Katsura Kotarou x Reader : Ikanaide
"Mou ii kara! Mengapa sulit sekali menjelaskan padamu bahwa sebenarnya aku mencintaimu! Dasar tidak peka!" kau berdiri dengan wajah merah karena marah dan malu. Matamu berkaca-kaca karena genangan airmata. Setelah melemparkan kalimat itu, kau membuka pintu geser yang menampakkan anggota Joui—yang sedari tadi menguping pembicaraan—di depan pintu. Dengan perasaan tak tentu kau hanya melenggang begitu saja menjauhi mereka yang terlihat panik karena ketahuan mencuri dengar. Kau berjalan pergi berusaha menjauh dari Katsura sambil menggigit bibir bawahmu menahan tangis. Rasanya muak sekali melihat tingkah Zura yang tidak pernah peka itu.
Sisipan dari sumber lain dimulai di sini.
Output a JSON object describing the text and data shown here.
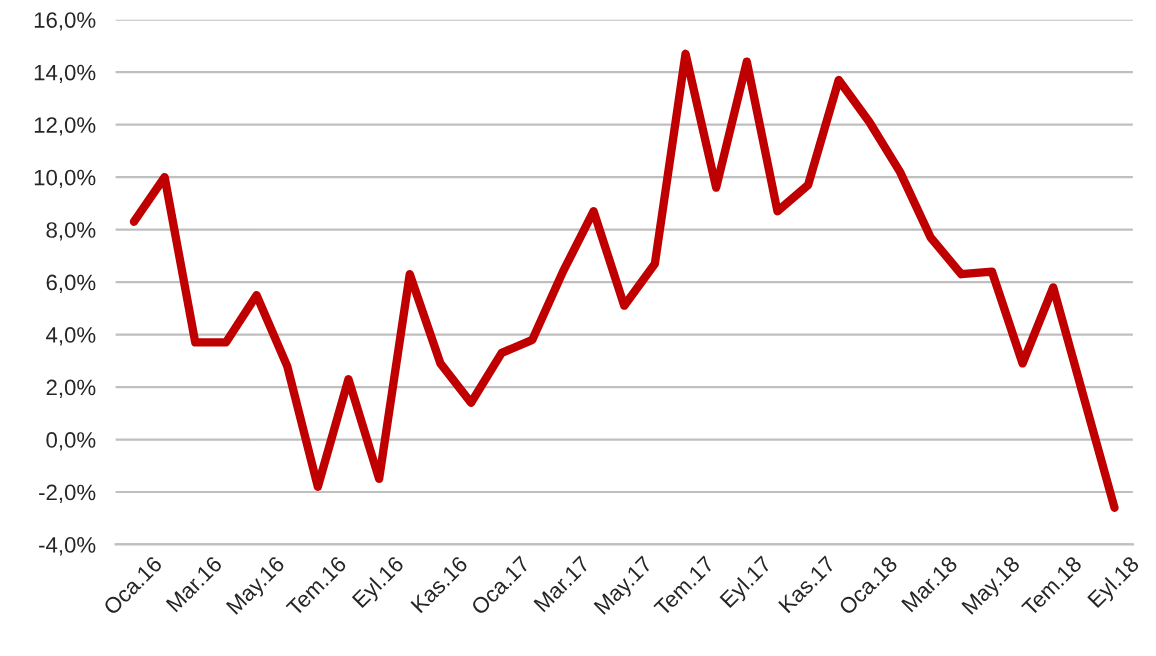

"Katsura-san..." para anggota Jouishishi mulai menggumam iba pada ketua mereka yang terduduk dengan kepala menunduk dalam diam. Pemuda itu seperti sedang merenungi kejadian barusan.
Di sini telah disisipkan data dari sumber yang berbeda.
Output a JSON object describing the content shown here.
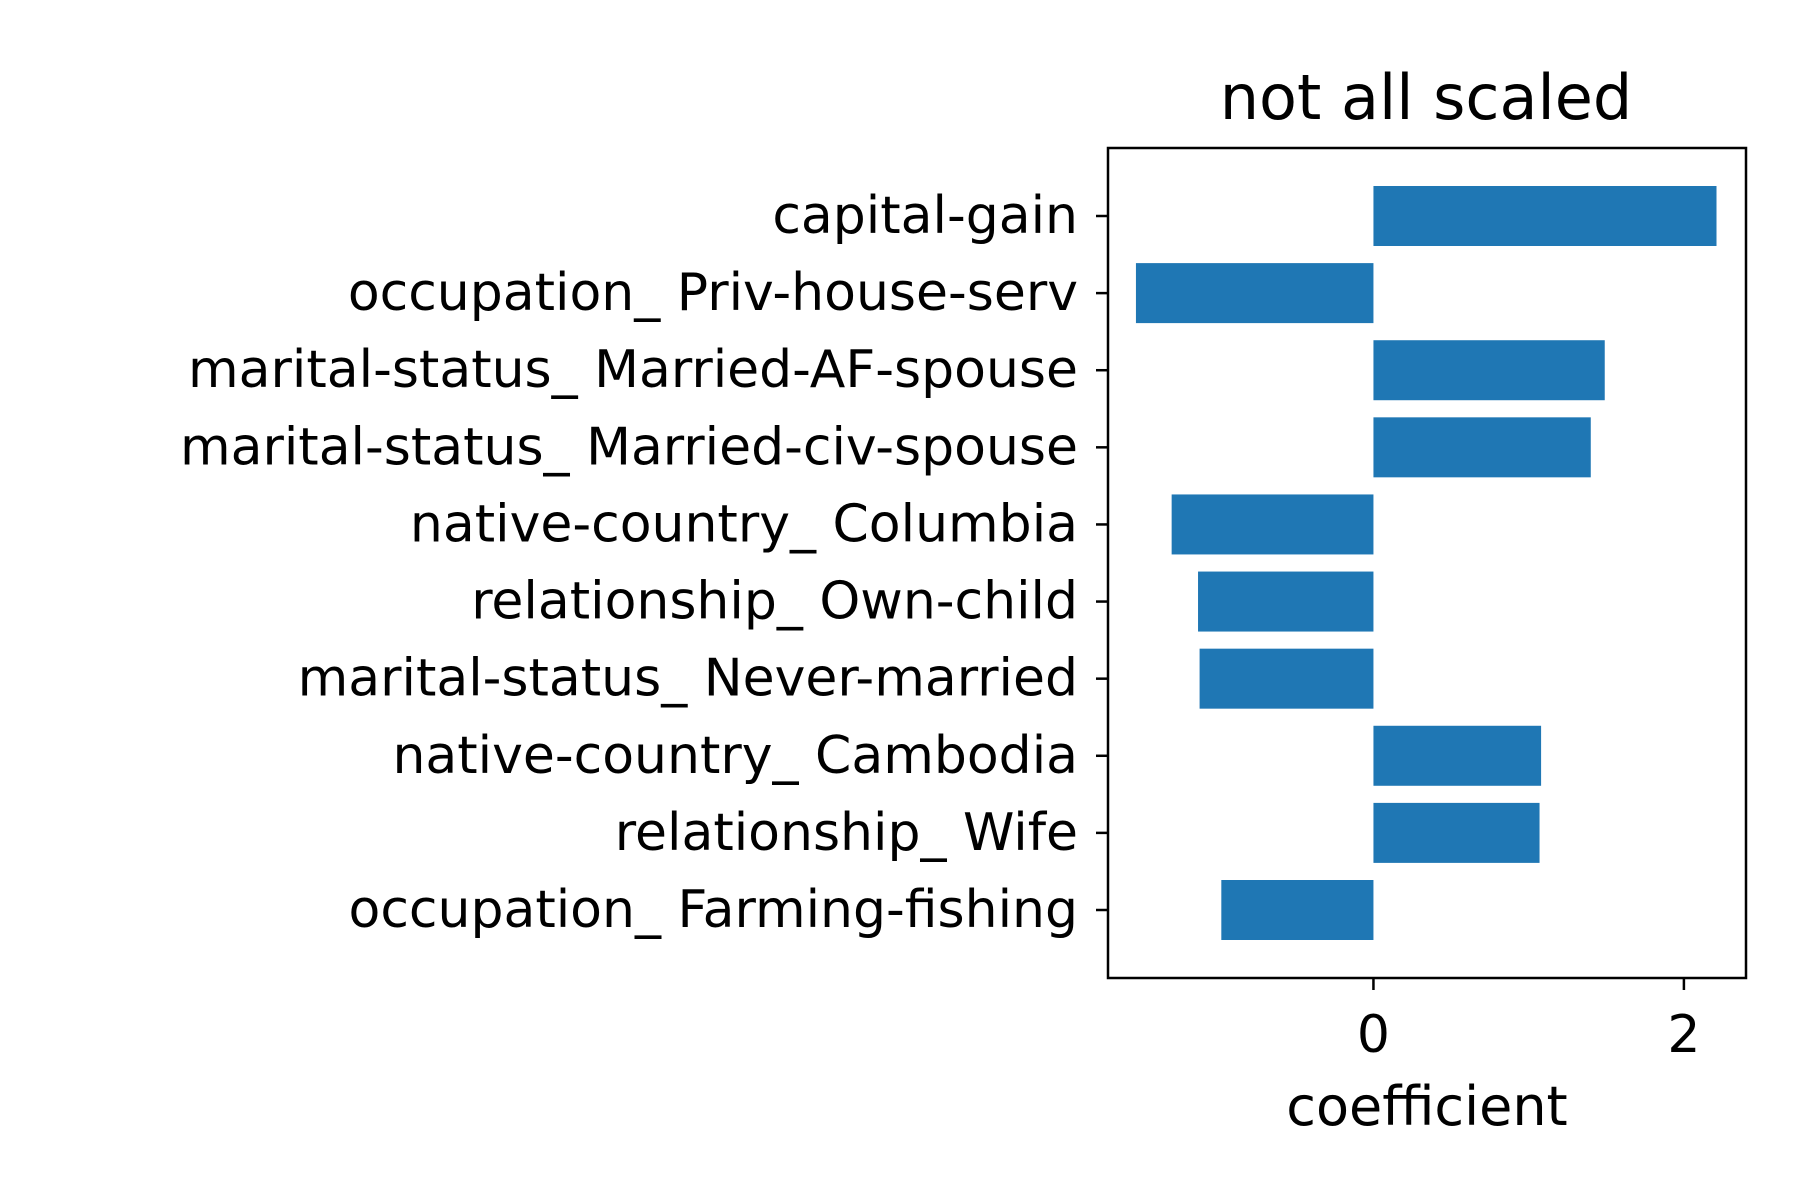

'Kenapa aku baru sadar sekarang.. Perasaan (Y/N-chan)selama ini.. perasaanku selama ini... Betapa bodohnya aku membiarkannya menanggung luka yang sama dengan yang kurasakan...' tangan Katsura mengepal diatas kedua lututnya.
"Katsura-san... lebih baik cari (L/N)-dono sekarang sebelum terlambat.." usul salah satu anggota Joui yang lebih tua dari si pemuda rambut smoothing-an itu.
"Sou desu, kalian masih muda. Kalian masih belia, masih perlu belajar dalam urusan cinta" kata yang lain yang sudah beristri sok menggurui. Yah, sebenarnya memang kebanyakan dari mereka sudah berkeluarga sih.
"Susul dia. Hiburlah dia Katsura-san.. bukankah selama ini Katsura-san selalu cerewet jika membicarakan tentangnya?"
"Sou desu, sou desu. Katsura-san juga mencintainya kan?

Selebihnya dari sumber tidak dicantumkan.